Sleep works fine in my alder lake(12th gen) Framework on Fedora, as in it actually sleeps when you close the lid, but it won't last a week like a mac.




By any chance do you know if AMD Ryzen CPUs retain the s3 sleep/resume facilities? As in can I get a Mac like suspend/resume behaviour with Ryzen and Linux?


> As in can I get a Mac like suspend/resume behaviour with Ryzen and Linux?

What do you mean?

Reliably suspending on lid close? That will depend on the system. My 12th gen Framework with Fedora is very reliable in that way.

Battery lasting a week+ when sleeping? Don't count on it but sleep time will depend on the system. Even s3 sleep varied a lot. Some systems wouldn't suspend ssd during s3, for example.

Arguably s2idle/s0ix is more mac-like, in that it is faster to sleep/wakeup than s3, which can take 6-10 seconds.

It's just not as well supported and is much more flexible, in the sense that the os has more control over what is running during sleep.

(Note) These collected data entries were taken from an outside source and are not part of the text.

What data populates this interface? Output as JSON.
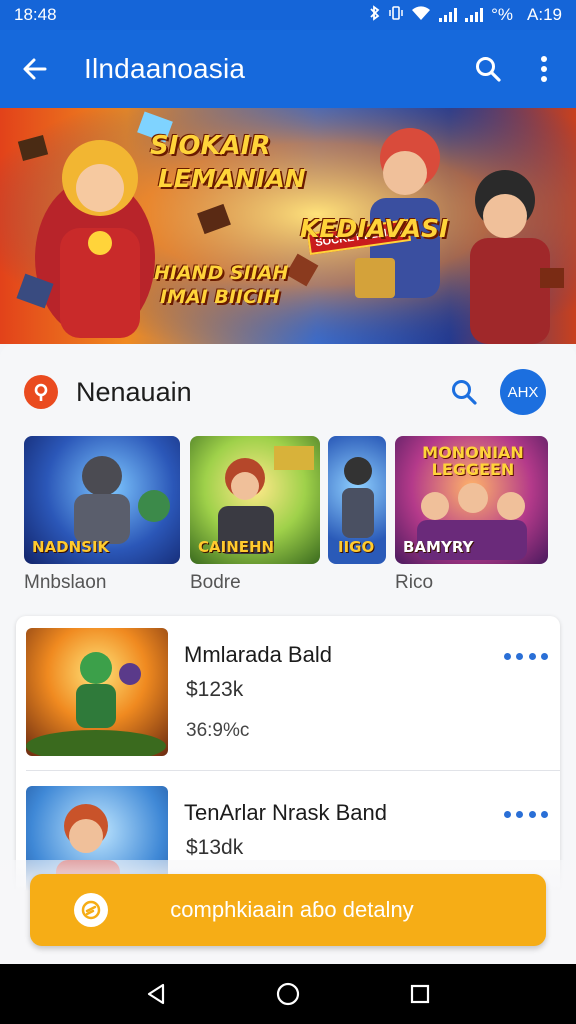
{
  "status": {
    "time_left": "18:48",
    "battery": "°%",
    "time_right": "A:19"
  },
  "appbar": {
    "title": "Ilndaanoasia"
  },
  "banner": {
    "line1": "SIOKAIR",
    "line2": "LEMANIAN",
    "sticker": "SOCKET LEMAN",
    "center": "KEDIAVASI",
    "bottom1": "HIAND SIIAH",
    "bottom2": "IMAI BIICIH"
  },
  "section": {
    "title": "Nenauain",
    "avatar": "AHX"
  },
  "tiles": [
    {
      "label": "NADNSIK",
      "caption": "Mnbslaon"
    },
    {
      "label": "CAINEHN",
      "caption": "Bodre"
    },
    {
      "label": "IIGO",
      "caption": ""
    },
    {
      "label": "BAMYRY",
      "caption": "Rico",
      "overlay": "MONONIAN LEGGEEN"
    }
  ],
  "list": [
    {
      "name": "Mmlarada Bald",
      "price": "$123k",
      "pct": "36:9%c"
    },
    {
      "name": "TenArlar Nrask Band",
      "price": "$13dk",
      "pct": ""
    }
  ],
  "cta": {
    "label": "comphkiaain aɓo detalny"
  },
  "colors": {
    "primary": "#1669dc",
    "accent": "#f6ad16",
    "pin": "#ea4b1f"
  }
}
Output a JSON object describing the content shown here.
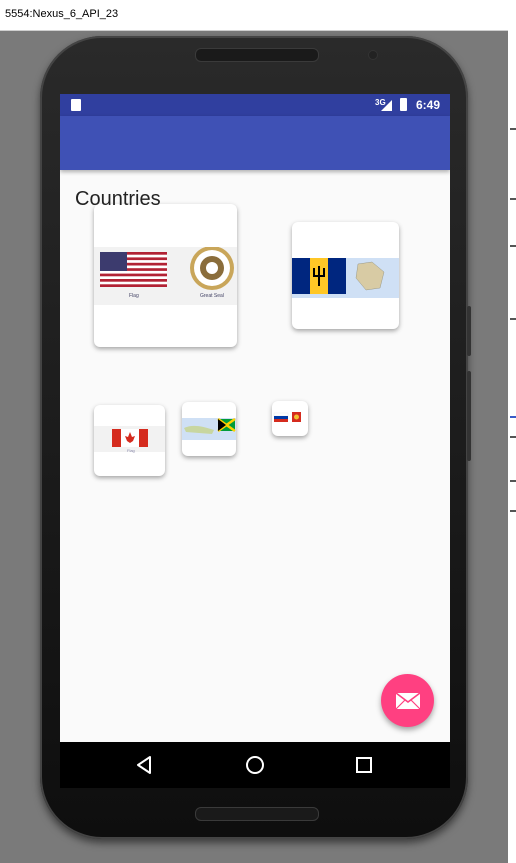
{
  "window": {
    "title": "5554:Nexus_6_API_23"
  },
  "status_bar": {
    "network_label": "3G",
    "time": "6:49"
  },
  "content": {
    "heading": "Countries"
  },
  "cards": [
    {
      "country": "United States",
      "flag_caption": "Flag",
      "seal_caption": "Great Seal"
    },
    {
      "country": "Barbados"
    },
    {
      "country": "Canada",
      "flag_caption": "Flag"
    },
    {
      "country": "Jamaica"
    },
    {
      "country": "Russia"
    }
  ],
  "fab": {
    "icon": "mail-icon"
  },
  "nav": {
    "back": "back-icon",
    "home": "home-icon",
    "recents": "recents-icon"
  },
  "colors": {
    "primary": "#3f51b5",
    "primary_dark": "#303f9f",
    "accent": "#ff4081"
  }
}
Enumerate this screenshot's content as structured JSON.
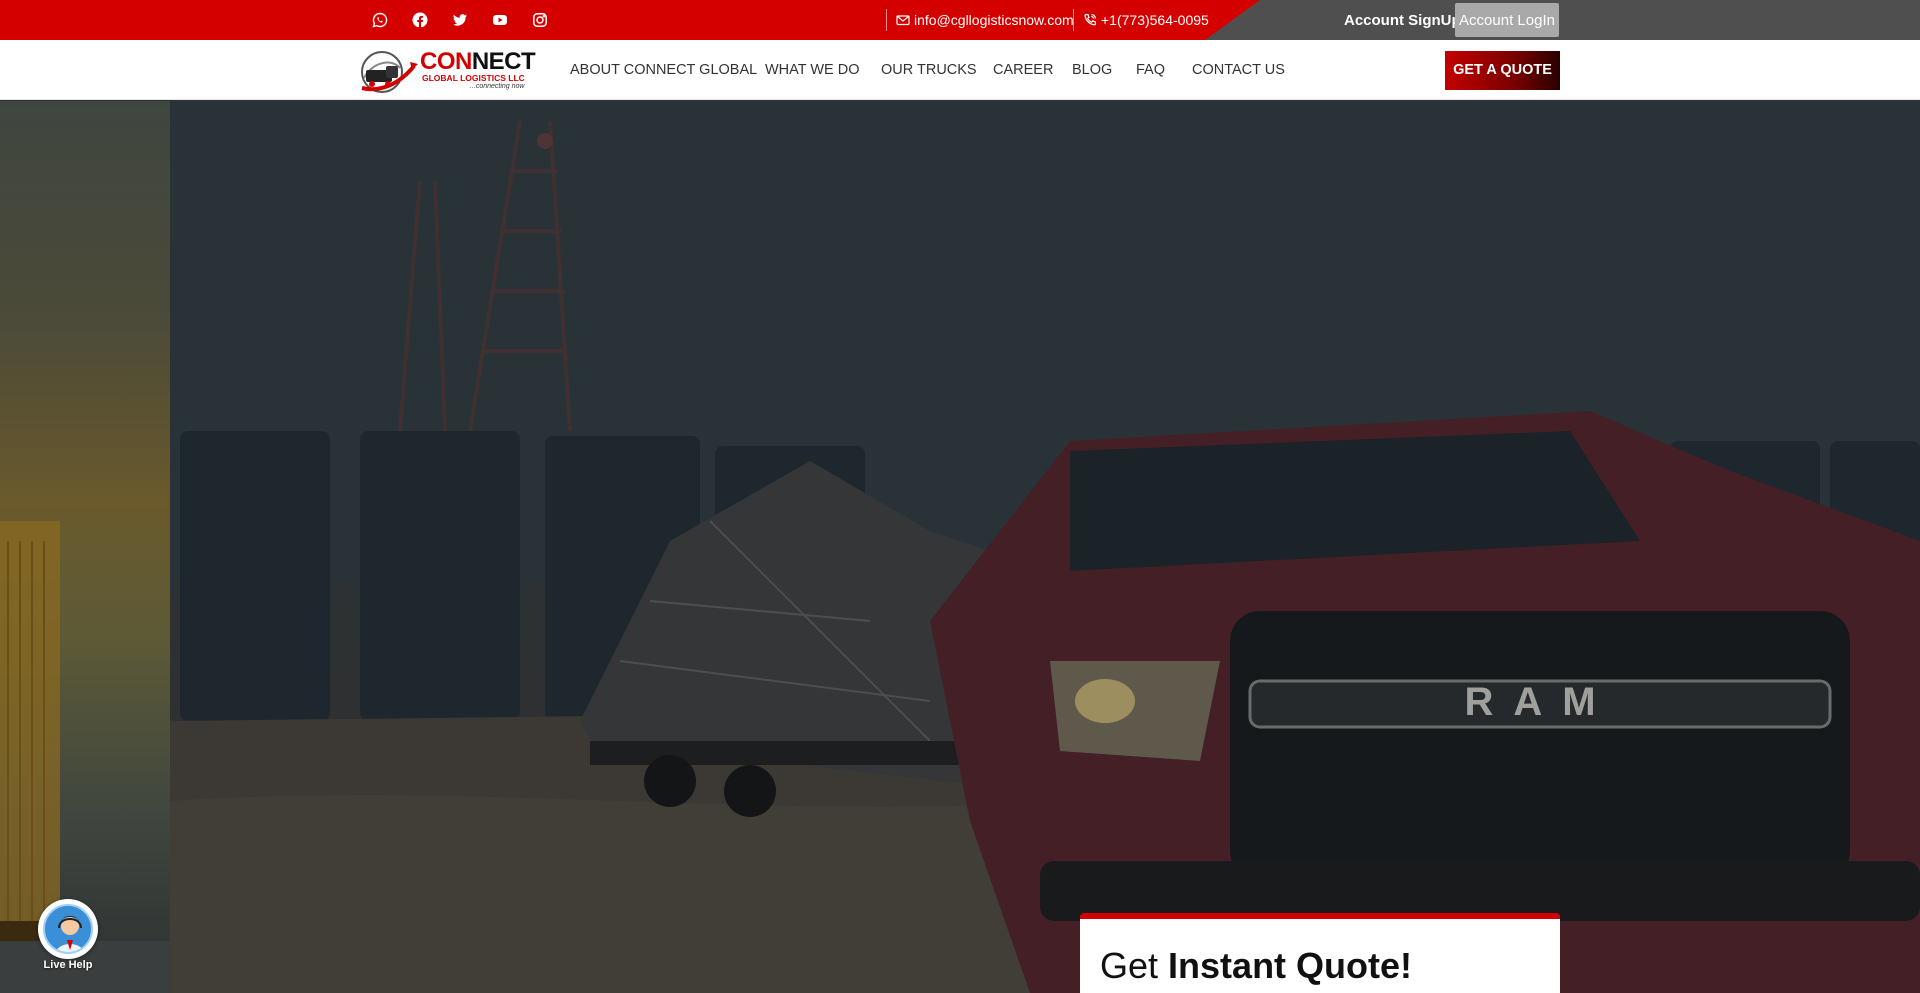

Windows is supposedly takes a strategy of incrementally powering down devices as sleep duration increases to preserve battery.


> s3, which can take 6-10 seconds.

What? S3 should be well under 5 seconds. 10 seconds is like a whole clean boot, or resuming from hibernation on NVMe.


> My 12th gen Framework with Fedora is very reliable in that way.

How long does it take for your Intel Framework machine to sleep properly upon shutting the lid, and how long until it is ready to use after you open the lid?